A dire economic situation has necessitated the need for all hands, especially those of the financial institutions operating in Nigeria, to be on deck regarding the financial inclusion of all citizens in the most-populous African country. Available data by the National Bureau of Statistics (NBS) pegs the population of Nigerians living below the poverty line at a whopping 40 per cent indicating that desperate financial measures need to be adopted to turn the tide in the nation’s favour.
As various statistics and Nigeria’s grim economic reality have shown, financial inclusion should not be exclusive or limited to adults. In fact, in urging the inclusion of children in the financial system, the American Certified Public Accountant (CPA) Financial Literacy Commission posits that financial literacy and inclusion is not an end in itself but a step-by-step process. The commission submits that “it begins in childhood and continues throughout a person’s life all the way to retirement. Instilling the financial-literacy message in children is especially important because they will carry it for the rest of their lives.”

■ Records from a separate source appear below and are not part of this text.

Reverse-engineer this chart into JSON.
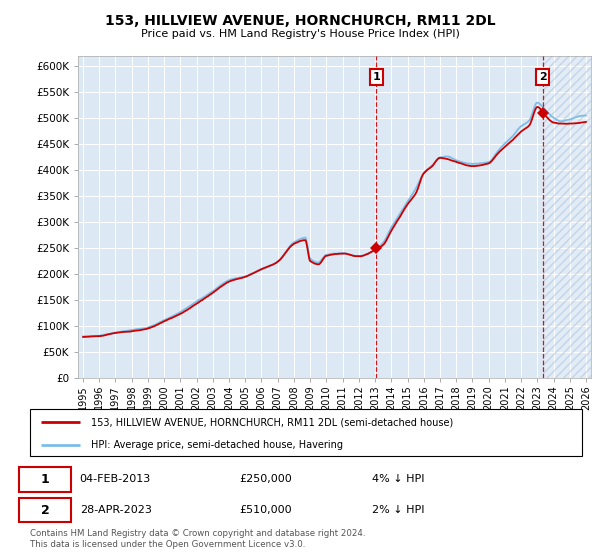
{
  "title": "153, HILLVIEW AVENUE, HORNCHURCH, RM11 2DL",
  "subtitle": "Price paid vs. HM Land Registry's House Price Index (HPI)",
  "ylim": [
    0,
    620000
  ],
  "yticks": [
    0,
    50000,
    100000,
    150000,
    200000,
    250000,
    300000,
    350000,
    400000,
    450000,
    500000,
    550000,
    600000
  ],
  "ytick_labels": [
    "£0",
    "£50K",
    "£100K",
    "£150K",
    "£200K",
    "£250K",
    "£300K",
    "£350K",
    "£400K",
    "£450K",
    "£500K",
    "£550K",
    "£600K"
  ],
  "xlim_start": 1994.7,
  "xlim_end": 2026.3,
  "hpi_color": "#7dbde8",
  "price_color": "#cc0000",
  "bg_color": "#dce9f5",
  "transaction1_date": 2013.085,
  "transaction1_price": 250000,
  "transaction2_date": 2023.32,
  "transaction2_price": 510000,
  "legend1": "153, HILLVIEW AVENUE, HORNCHURCH, RM11 2DL (semi-detached house)",
  "legend2": "HPI: Average price, semi-detached house, Havering",
  "ann1_label": "1",
  "ann1_date_str": "04-FEB-2013",
  "ann1_price_str": "£250,000",
  "ann1_hpi_str": "4% ↓ HPI",
  "ann2_label": "2",
  "ann2_date_str": "28-APR-2023",
  "ann2_price_str": "£510,000",
  "ann2_hpi_str": "2% ↓ HPI",
  "footer": "Contains HM Land Registry data © Crown copyright and database right 2024.\nThis data is licensed under the Open Government Licence v3.0.",
  "xtick_years": [
    1995,
    1996,
    1997,
    1998,
    1999,
    2000,
    2001,
    2002,
    2003,
    2004,
    2005,
    2006,
    2007,
    2008,
    2009,
    2010,
    2011,
    2012,
    2013,
    2014,
    2015,
    2016,
    2017,
    2018,
    2019,
    2020,
    2021,
    2022,
    2023,
    2024,
    2025,
    2026
  ],
  "hpi_anchors_t": [
    1995,
    1996,
    1997,
    1998,
    1999,
    2000,
    2001,
    2002,
    2003,
    2004,
    2005,
    2006,
    2007,
    2008,
    2008.7,
    2009,
    2009.5,
    2010,
    2011,
    2012,
    2013,
    2013.5,
    2014,
    2014.5,
    2015,
    2015.5,
    2016,
    2016.5,
    2017,
    2017.5,
    2018,
    2019,
    2020,
    2020.5,
    2021,
    2021.5,
    2022,
    2022.5,
    2023,
    2023.5,
    2024,
    2024.5,
    2025,
    2025.5,
    2026
  ],
  "hpi_anchors_v": [
    80000,
    82000,
    88000,
    92000,
    98000,
    112000,
    128000,
    148000,
    168000,
    190000,
    198000,
    212000,
    228000,
    265000,
    275000,
    235000,
    228000,
    242000,
    244000,
    238000,
    252000,
    265000,
    295000,
    320000,
    345000,
    370000,
    400000,
    415000,
    430000,
    432000,
    425000,
    418000,
    420000,
    438000,
    455000,
    470000,
    488000,
    500000,
    535000,
    520000,
    505000,
    498000,
    502000,
    508000,
    510000
  ],
  "price_anchors_t": [
    1995,
    1996,
    1997,
    1998,
    1999,
    2000,
    2001,
    2002,
    2003,
    2004,
    2005,
    2006,
    2007,
    2008,
    2008.7,
    2009,
    2009.5,
    2010,
    2011,
    2012,
    2013,
    2013.5,
    2014,
    2014.5,
    2015,
    2015.5,
    2016,
    2016.5,
    2017,
    2018,
    2019,
    2020,
    2020.5,
    2021,
    2021.5,
    2022,
    2022.5,
    2023,
    2023.5,
    2024,
    2025,
    2026
  ],
  "price_anchors_v": [
    79000,
    80000,
    86000,
    90000,
    96000,
    110000,
    125000,
    145000,
    165000,
    186000,
    196000,
    210000,
    225000,
    260000,
    268000,
    228000,
    222000,
    238000,
    242000,
    236000,
    248000,
    258000,
    285000,
    310000,
    335000,
    355000,
    395000,
    408000,
    425000,
    418000,
    410000,
    415000,
    432000,
    448000,
    462000,
    478000,
    490000,
    525000,
    508000,
    495000,
    492000,
    495000
  ]
}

In Nigeria, financial inclusion for children will ensure that children who are often susceptible to abuse and exploitation enjoy adequate financial backing through their journey to adulthood.

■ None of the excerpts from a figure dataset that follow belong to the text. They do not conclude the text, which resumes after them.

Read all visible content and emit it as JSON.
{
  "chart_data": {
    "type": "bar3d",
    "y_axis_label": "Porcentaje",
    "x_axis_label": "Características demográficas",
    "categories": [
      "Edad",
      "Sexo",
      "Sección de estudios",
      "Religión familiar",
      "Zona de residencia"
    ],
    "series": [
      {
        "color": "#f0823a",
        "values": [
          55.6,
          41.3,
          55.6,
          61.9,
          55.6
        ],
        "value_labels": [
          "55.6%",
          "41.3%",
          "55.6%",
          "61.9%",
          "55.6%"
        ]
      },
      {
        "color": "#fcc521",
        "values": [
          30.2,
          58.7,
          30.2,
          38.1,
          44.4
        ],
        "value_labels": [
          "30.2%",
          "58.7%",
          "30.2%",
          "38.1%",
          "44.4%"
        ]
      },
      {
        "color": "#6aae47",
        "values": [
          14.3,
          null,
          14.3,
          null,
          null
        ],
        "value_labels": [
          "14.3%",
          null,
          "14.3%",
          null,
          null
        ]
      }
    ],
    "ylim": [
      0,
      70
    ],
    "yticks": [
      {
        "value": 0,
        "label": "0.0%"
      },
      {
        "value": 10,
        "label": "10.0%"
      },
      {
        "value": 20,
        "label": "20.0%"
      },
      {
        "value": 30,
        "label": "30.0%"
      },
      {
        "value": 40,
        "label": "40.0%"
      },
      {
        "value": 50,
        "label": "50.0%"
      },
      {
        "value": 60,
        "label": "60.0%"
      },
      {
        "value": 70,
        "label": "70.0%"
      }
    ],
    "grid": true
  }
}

In recognition of these issues, Nigeria’s leading financial institution, Fidelity Bank Plc, is taking on the challenge by designing products, services, and initiatives to cater to the financial inclusion of children in the country.
The bank’s introduction of the Sweet Account (SWEETA) is one of many that are designed to provide financial inclusion for children. SWEETA, according to the bank, has been specially created to encourage a savings culture towards children’s welfare by those responsible for them. Holders of this special account type are also eligible for a stream of benefits and rewards from Fidelity Bank. On Children’s Day this year, for instance, the bank rewarded 62 lucky SWEETA holders with a N150,000 cash reward each.
Yet another indication that Fidelity Bank is intentional about financial inclusion for children is its participation in the CBN-endorsed Financial Literacy Day. As an active participant in the event every March, Fidelity Bank has, at different times, used the event to develop initiatives to help children cultivate and understand the importance of positive financial habits like saving, entrepreneurship, and wealth-building early on in their lives.
During the March 2021 Financial Literacy Day event themed, ‘Take Care of Yourself, Take Care of Your Money’, the bank’s leadership enlightened young students across the country on the importance of a healthy savings culture which it says will, in turn, help them make intelligent financial decisions that will improve their future finances. The bank noted that the virtual sessions indicated a change from the norm where children are commonly exempt from matters that concern money and finances.
CBN has stated the importance of financial inclusion for all Nigerians going into the next decade, calling for “an environment with a profusion and prevalence of financial access points, products and services, a financially literate population, and a digital savvy customer base.”
Fidelity Bank has undoubtedly shown it is ready and willing to play its part, with children right at the top of its priority list. The fast-growing bank’s attempts at providing Nigerian children with a new lease of life is not only applaudable but worthy of emulation.